My life was different from theirs
Apart from the weekend socialising with corporate executives, I also actively interacted with people from different walks of life and varied professions—carpenters, plumbers, electricians, painters, hardware guys, LPG/fridge/washing machine/AC technicians. But it wasn't quite be wise to talk about my busy social life, was it?
Oh what a beating I had taken in the looks department after the delivery. The excess weight was stubbornly sticking; the hormones were working overtime on my hair—systematically ruining my crop. If this wasn't bad enough, I had even developed adult acne on my sagging skin. No wonder my self-esteem was in dumps.
Talk of the other parent of my child and the contrast was killing. Every morning, my husband would appear from his room immaculately dressed—wet look hairstyle, designer specs, a delightful aftershave, well-tailored attire, a classy tie for contrast effect, smart Italian shoes polished to perfection and a lean, mean, fit body. The busy bod would step out of the house every morning with a sense of purpose.
I am being wasted
When you are a stay-at-home mum, the entire household starts taking you for granted. It shows in small little things like:
- Using the loo ["You could have gone later, you have all day to yourself". As if stay-at-home moms have better bowel control than people stepping out to make a living].

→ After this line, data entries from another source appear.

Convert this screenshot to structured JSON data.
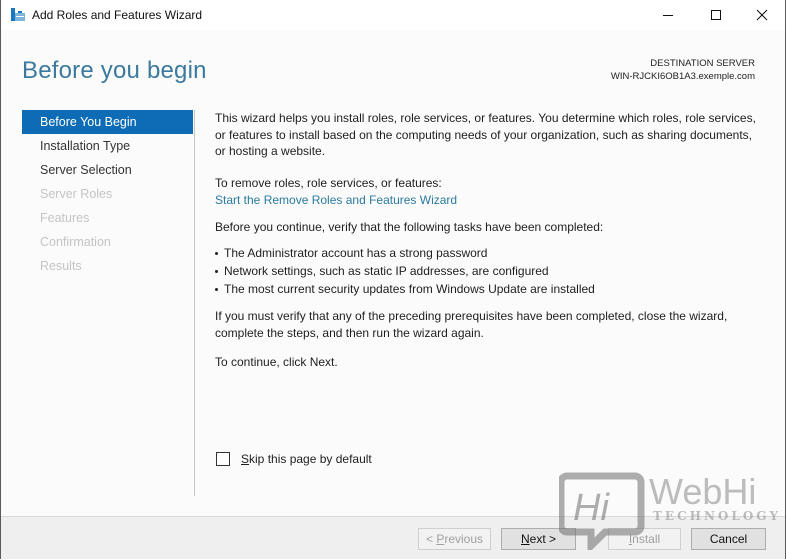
{
  "window": {
    "title": "Add Roles and Features Wizard",
    "controls": [
      "minimize",
      "maximize",
      "close"
    ]
  },
  "header": {
    "page_title": "Before you begin",
    "destination_label": "DESTINATION SERVER",
    "destination_server": "WIN-RJCKI6OB1A3.exemple.com"
  },
  "nav": {
    "items": [
      {
        "label": "Before You Begin",
        "state": "active"
      },
      {
        "label": "Installation Type",
        "state": "enabled"
      },
      {
        "label": "Server Selection",
        "state": "enabled"
      },
      {
        "label": "Server Roles",
        "state": "disabled"
      },
      {
        "label": "Features",
        "state": "disabled"
      },
      {
        "label": "Confirmation",
        "state": "disabled"
      },
      {
        "label": "Results",
        "state": "disabled"
      }
    ]
  },
  "main": {
    "intro": "This wizard helps you install roles, role services, or features. You determine which roles, role services, or features to install based on the computing needs of your organization, such as sharing documents, or hosting a website.",
    "remove_label": "To remove roles, role services, or features:",
    "remove_link": "Start the Remove Roles and Features Wizard",
    "verify_text": "Before you continue, verify that the following tasks have been completed:",
    "tasks": [
      "The Administrator account has a strong password",
      "Network settings, such as static IP addresses, are configured",
      "The most current security updates from Windows Update are installed"
    ],
    "if_you_must": "If you must verify that any of the preceding prerequisites have been completed, close the wizard, complete the steps, and then run the wizard again.",
    "continue_text": "To continue, click Next."
  },
  "skip_checkbox": {
    "label_accesskey": "S",
    "label_rest": "kip this page by default",
    "checked": false
  },
  "footer": {
    "previous": {
      "prefix": "< ",
      "accesskey": "P",
      "rest": "revious",
      "enabled": false
    },
    "next": {
      "accesskey": "N",
      "rest": "ext >",
      "enabled": true
    },
    "install": {
      "accesskey": "I",
      "rest": "nstall",
      "enabled": false
    },
    "cancel": {
      "label": "Cancel",
      "enabled": true
    }
  },
  "watermark": {
    "mark": "Hi",
    "brand": "WebHi",
    "tagline": "TECHNOLOGY"
  },
  "colors": {
    "accent": "#0e6cb6",
    "title": "#3b7a9e",
    "link": "#2b7aa0",
    "disabled_text": "#c4c4c4"
  }
}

- Looking for things ["I am getting late...please help me find my mobile charge/that broad black belt/pen drive/my green spiral pad"].
- Home management ["Don't forget to refill the cornflakes, order the protein supplement on time, my white shirts are yellowing, did you stitch the button?"].

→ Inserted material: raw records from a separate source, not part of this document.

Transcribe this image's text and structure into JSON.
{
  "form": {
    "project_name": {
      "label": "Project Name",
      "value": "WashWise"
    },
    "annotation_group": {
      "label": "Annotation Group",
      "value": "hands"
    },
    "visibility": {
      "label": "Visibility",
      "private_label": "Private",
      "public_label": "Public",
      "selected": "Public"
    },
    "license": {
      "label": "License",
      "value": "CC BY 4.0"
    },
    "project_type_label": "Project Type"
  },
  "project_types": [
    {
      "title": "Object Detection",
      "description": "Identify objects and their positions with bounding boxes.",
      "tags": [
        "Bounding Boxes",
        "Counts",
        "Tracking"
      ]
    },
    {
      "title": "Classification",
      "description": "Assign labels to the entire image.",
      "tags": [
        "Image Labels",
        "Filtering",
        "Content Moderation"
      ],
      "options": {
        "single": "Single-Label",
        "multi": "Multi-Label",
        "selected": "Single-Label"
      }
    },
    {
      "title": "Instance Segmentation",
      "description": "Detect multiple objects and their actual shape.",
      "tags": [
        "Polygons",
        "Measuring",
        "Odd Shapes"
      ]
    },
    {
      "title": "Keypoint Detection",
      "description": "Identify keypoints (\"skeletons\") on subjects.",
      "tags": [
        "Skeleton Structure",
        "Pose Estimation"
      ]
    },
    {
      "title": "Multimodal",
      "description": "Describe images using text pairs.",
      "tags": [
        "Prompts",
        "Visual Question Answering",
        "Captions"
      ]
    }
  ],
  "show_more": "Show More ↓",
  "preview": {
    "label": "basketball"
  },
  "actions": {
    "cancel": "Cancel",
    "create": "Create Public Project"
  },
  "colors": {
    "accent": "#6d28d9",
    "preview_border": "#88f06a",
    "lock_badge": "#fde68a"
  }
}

Insecure about my professional future
Last but certainly not the least, the one dreadful thought that would make me break in cold sweat. What after this sabbatical? Have I committed a professional suicide? Will I be able to get back to a satisfying career after this break?
The analysis mode
After having made my list, the next job was to get into the 'understand–analyse–resolve' mode. I started with the most basic question: "Why have I chosen to be a stay-at-home mom?"
The question took me back to my babyhood. When I was two months old, financial compulsions made my mother take up a job. All my childhood, I saw my mother finishing chores, rushing through tasks, hurrying us into finishing whatever we were doing.forever on the run. There is hardly any memory of chilled-out time with her and my mother perhaps regrets this more than I do.
I am thankful that I at least had the option of staying home with my child and I was determined to make the most of it. Early childhood experiences go a long way in shaping your personality. In fact, the first five years in a child's life are the most crucial because more than 50 per cent of her brain develops during these formative years.
This knowledge triggered several questions. If the idea is to constantly stimulate my child's brain through reading, talking, exposing her to different environments, giving her varied experiences, who can do it better than me? I have brought one innocent being in this fiercely competitive world. Wasn't it my responsibility to equip her for this challenge?
As I forced myself to evaluate all my doubts with a calm, uncluttered mind, the answer to each one brought more and more clarity. And I reached a conclusion sooner than I thought—my baby needs me more than I need a job.
But then, what about the restlessness? Will this clarity help me cleanse my system of it? Perhaps not. I will have to live with it and learn to conquer it.